3. Transfection automatisée de protoplastes

REMARQUE : Les étapes 3.6 à 3.15 sont entièrement gérées par le manipulateur de liquides automatisé, à l’exception des deux pauses de l’utilisateur aux étapes 3.10 et 3.13, qui nécessitent une centrifugation manuelle. Des captures d’écran pertinentes qui suivent ce protocole automatisé se trouvent dans le supplément, la figure supplémentaire 1, la figure supplémentaire 3, la figure supplémentaire 4 et la figure supplémentaire 5.
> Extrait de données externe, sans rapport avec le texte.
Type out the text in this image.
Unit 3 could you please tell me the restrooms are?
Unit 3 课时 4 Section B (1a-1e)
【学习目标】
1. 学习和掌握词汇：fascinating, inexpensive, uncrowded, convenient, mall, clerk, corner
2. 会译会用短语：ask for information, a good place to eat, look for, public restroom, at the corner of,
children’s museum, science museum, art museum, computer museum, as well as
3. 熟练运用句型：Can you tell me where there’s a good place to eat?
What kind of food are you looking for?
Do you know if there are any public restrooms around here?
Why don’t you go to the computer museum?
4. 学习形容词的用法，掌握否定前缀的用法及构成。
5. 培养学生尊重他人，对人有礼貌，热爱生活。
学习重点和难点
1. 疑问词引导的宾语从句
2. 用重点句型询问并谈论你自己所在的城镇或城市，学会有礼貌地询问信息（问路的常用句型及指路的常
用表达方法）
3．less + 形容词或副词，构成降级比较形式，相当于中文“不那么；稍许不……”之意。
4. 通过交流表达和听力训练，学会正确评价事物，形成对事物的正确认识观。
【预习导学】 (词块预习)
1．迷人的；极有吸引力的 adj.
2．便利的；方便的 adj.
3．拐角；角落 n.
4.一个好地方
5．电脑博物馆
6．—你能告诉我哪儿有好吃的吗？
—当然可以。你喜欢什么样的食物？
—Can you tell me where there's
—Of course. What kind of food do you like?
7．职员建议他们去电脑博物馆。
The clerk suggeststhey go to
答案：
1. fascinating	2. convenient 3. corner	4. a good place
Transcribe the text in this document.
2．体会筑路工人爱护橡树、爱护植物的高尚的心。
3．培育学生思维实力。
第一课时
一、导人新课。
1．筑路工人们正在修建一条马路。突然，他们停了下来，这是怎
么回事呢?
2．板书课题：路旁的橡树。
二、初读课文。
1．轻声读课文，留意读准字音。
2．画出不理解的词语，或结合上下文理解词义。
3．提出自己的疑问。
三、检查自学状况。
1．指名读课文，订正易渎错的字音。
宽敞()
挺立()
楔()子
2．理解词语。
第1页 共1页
  1. Préparez l’aménagement du plateau de l’appareil de traitement des liquides pour la transfection conformément à la méthode de transfection des protoplastes décrite dans les étapes suivantes. Assemblez les matériaux suivants : Plaque de destination (dans ce cas, il s’agirait d’une plaque noire de 96 puits avec une microplaque inférieure transparente pour la mesure de la fluorescence), une boîte d’embouts d’automatisation à large alésage de 25 à 250 μL pour l’étape d’aspiration PEG, cinq boîtes d’embouts d’automatisation de pipette de 25 à 250 μL pour les étapes de manipulation de liquide restantes, trois auges en plastique comme réservoirs de réactifs, une plaque vide de 96 puits pour la collecte des déchets, les solutions de lavage tampon de transfection restantes, W5 et WI.
  2. Immédiatement avant le début de la procédure de transfection, stérilisez la solution de PEG à travers une unité de filtre sous vide stérile jetable de 0,22 μm dans un tube frais de 50 ml.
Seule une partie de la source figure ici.